Scanning tools also provide a method for searching out the vulnerabilities in a system, according to V.i. Labs' DeMarines, who notes that banks' IP is at even greater risk today because of the widespread use of Web-based applications. "Banks use scanning software to look for these vulnerabilities, such as the use of open-source software and back doors, in their applications so they can shut this down," he explains.
"I know of one bank that did this and they were surprised to see how much of their IP was exposed," DeMarines continues. "Banks worry a lot about customer data -- now they are starting to worry about the IP and the application itself. What if someone knows the application well enough to poke holes in it to get to the customer data?"
E-Soft's Walsh says the vendor provides security at the network level. Its solution sits just at the edge of a bank's network where it meets the Internet. It not only scans for viruses and prevents intrusion, it also looks for patterns and keywords, such as documents leaving the network labeled "confidential."
"The scanning engine can detect this word on a document if it's about to leave the network. It puts the file in quarantine and sends an auto alert to an administrator," Walsh explains. Beyond IP, the solution also can zero in on documents in transit containing customer PINs, Social Security numbers and other sensitive data.

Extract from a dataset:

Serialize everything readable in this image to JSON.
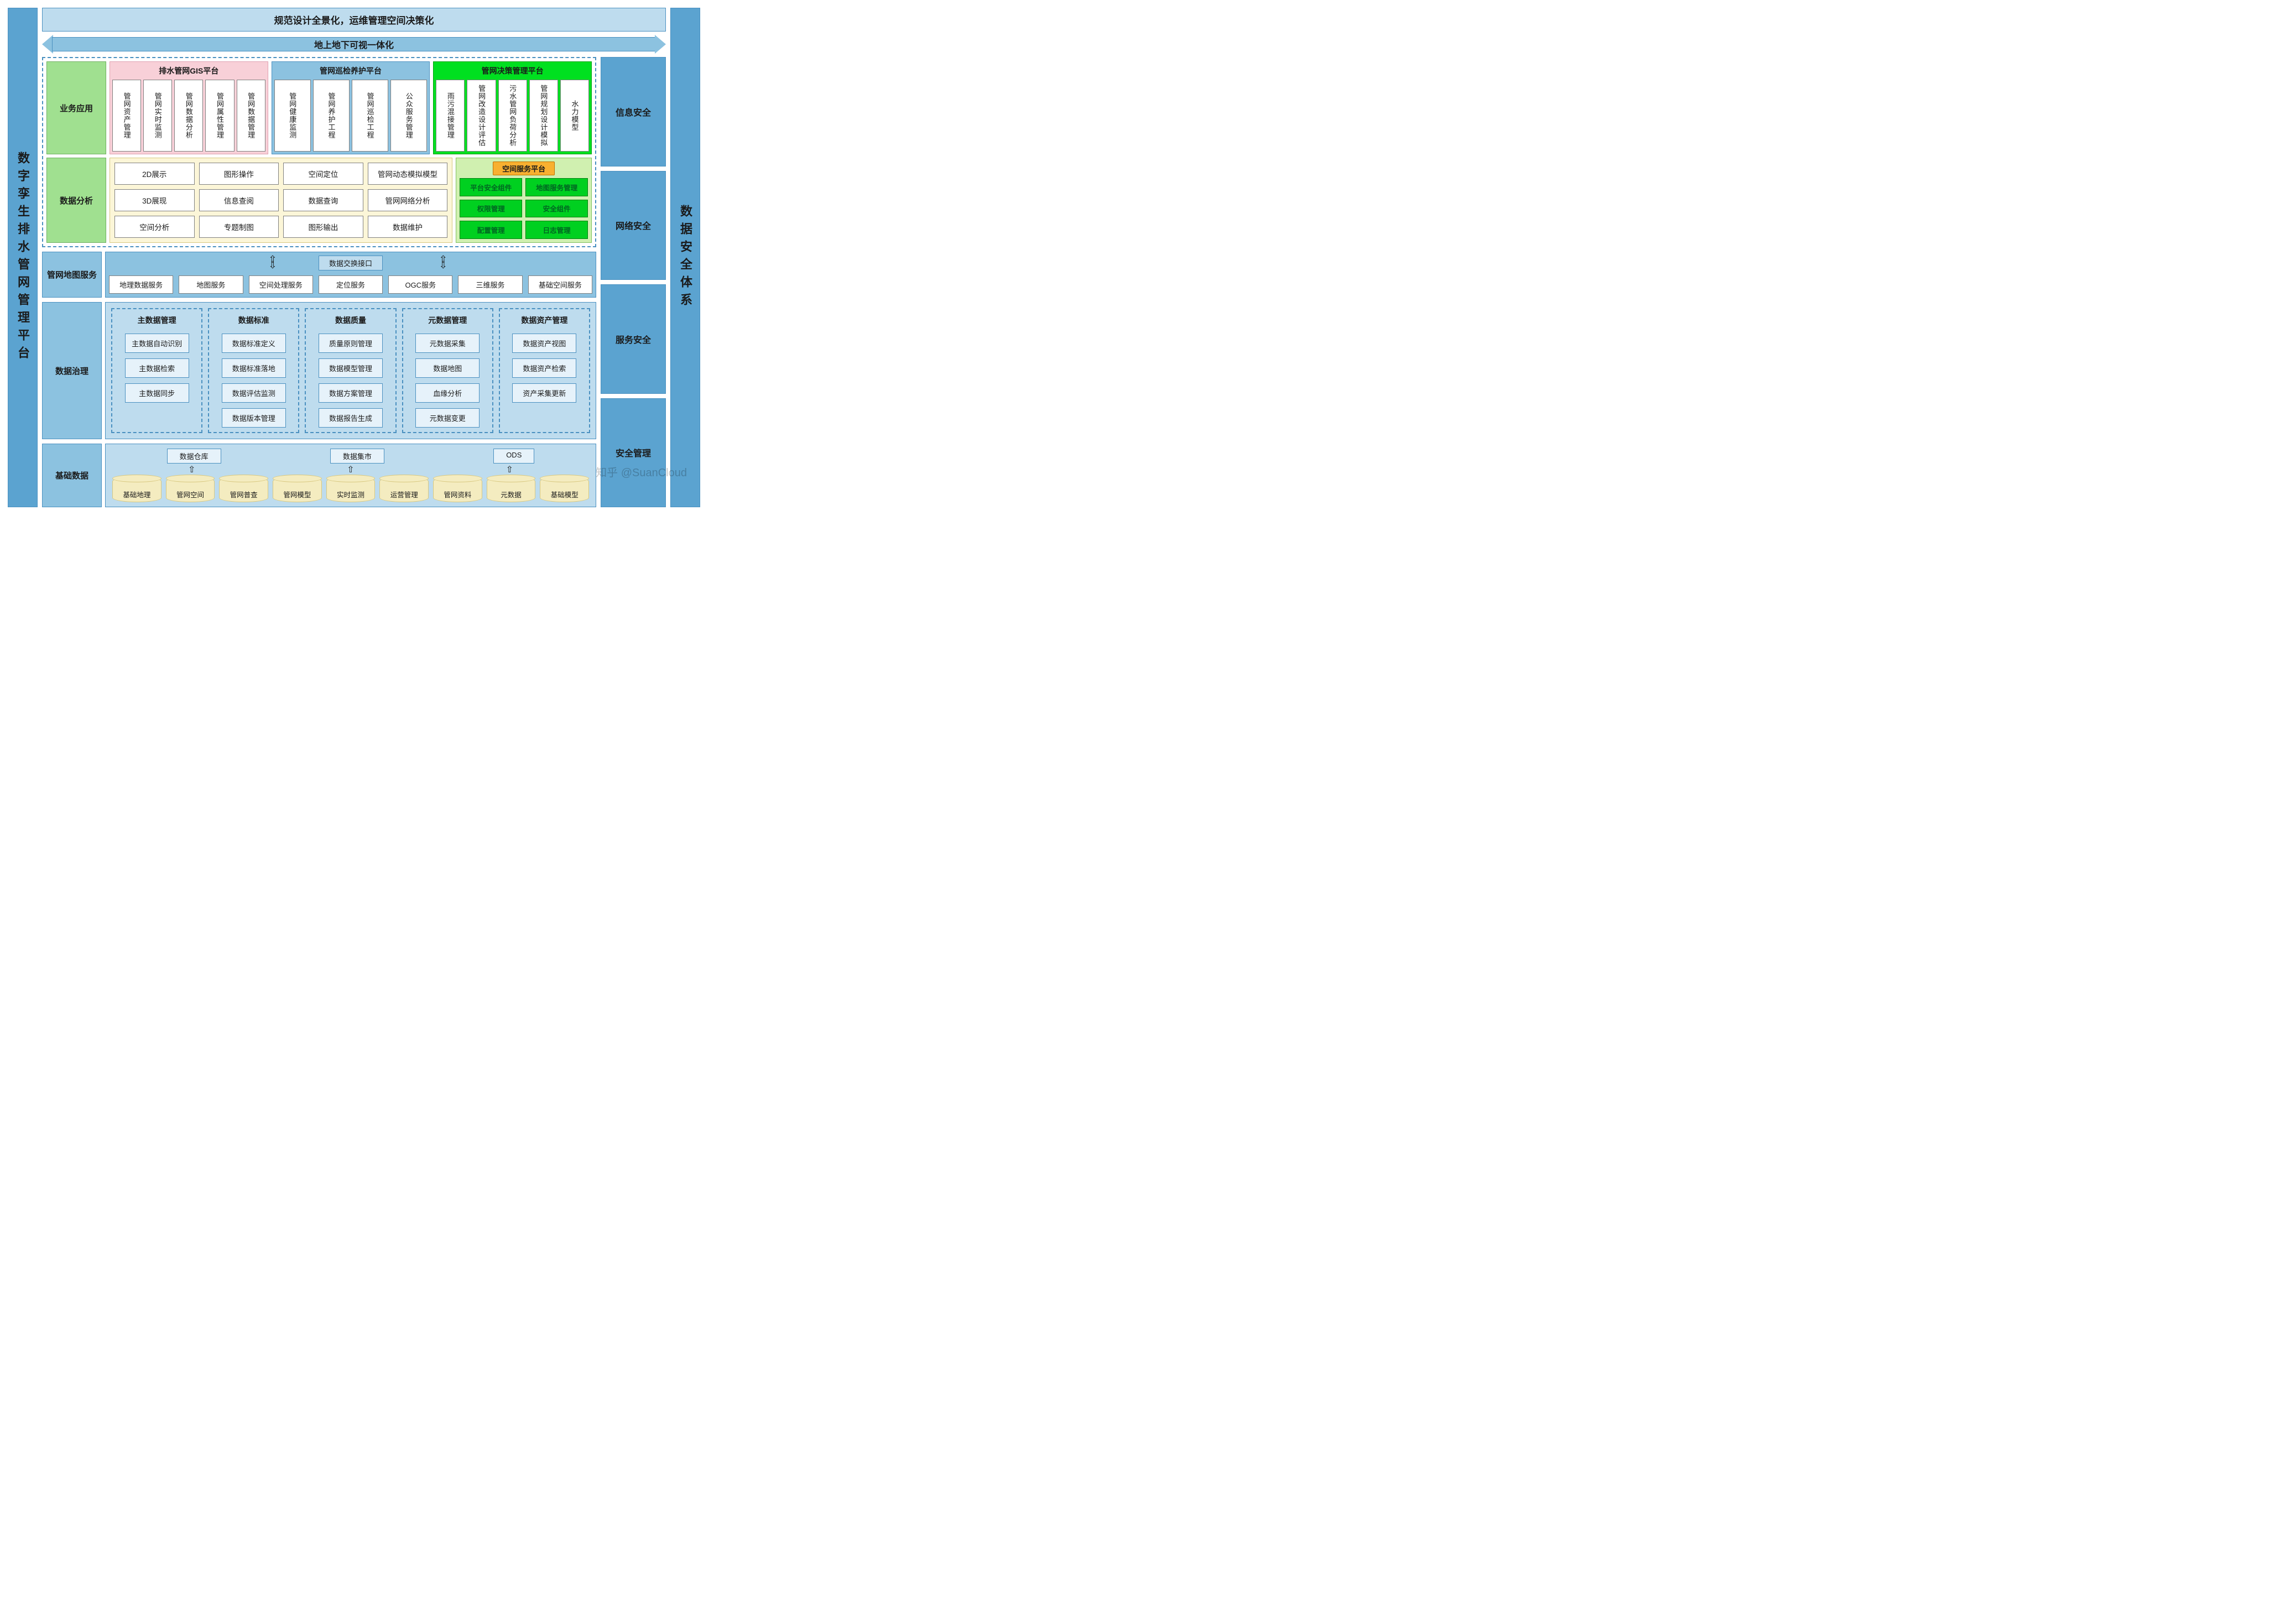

Xerox's Drab stresses that banks must protect IP in both the digital and paper worlds. As such, it's vital to control the flow of data from output devices, such as printers and copiers, he says, noting that these are highly vulnerable end points that have long flown under the radar of many companies' IT departments.
"The NSA [National Security Agency] once called the copier 'the spy's best friend,'" Drab relates. "What happens when a document is printed or copied? This is a critical area because you can have all the network security in the world in place, but it means nothing once something is printed."
Drab adds that there is technology available that can track printed documents and help prevent them from being copied. For instance, he says, firms can use holograms, microtext (text that is embedded into a document at 1/100th of an inch) and invisible infrared coding embedded into a document to ensure the authentication of the original document.
"Of course, no matter how much security you have, nothing protects 100 percent," Drab warns. That is why banks and other financial institutions must be able to rely on legal measures to keep their IP safe.
Monitoring the Insider Threat
As with other data security, an important component of protecting IP is monitoring employees, says Finnegan Henderson's Lim, who points to non-compete clauses and confidentiality agreements as important tools. "These must dovetail with your IP strategy," she asserts. "It's important for financial institutions to have clear documentation that they own the process. When you file for a patent, you assign the right to the invention to the company [not the employee]. These are just good business practices."
That's if a bank can determine who does and doesn't qualify as an "employee." "Many banks use outsourcers, employ temporary workers, have partners -- and all need to access the bank's network in some manner," comments Deutsche Bank's Marovitz. "Banks are going to need a semi-permeable/selectively permeable membrane for access control. As organizations become global, the boundary between who is an employee and who isn't becomes more complex."
It's important to address these issues up front when hiring new employees or entering a partnership with a third party and to remain proactive, adds Fish & Richardson's Hudnell. "This is a legal issue and you have to make sure you have the protocols in place to ensure there are no problems down the line," he says. "These legal agreements must also be updated periodically."
But safeguarding what's inside an employee's brain isn't the same as securing a database, points out CashEdge's Sokolic. Despite protocols to protect IP, "They still have all that knowledge in their heads," he says. "This is a risk you take when you hire someone."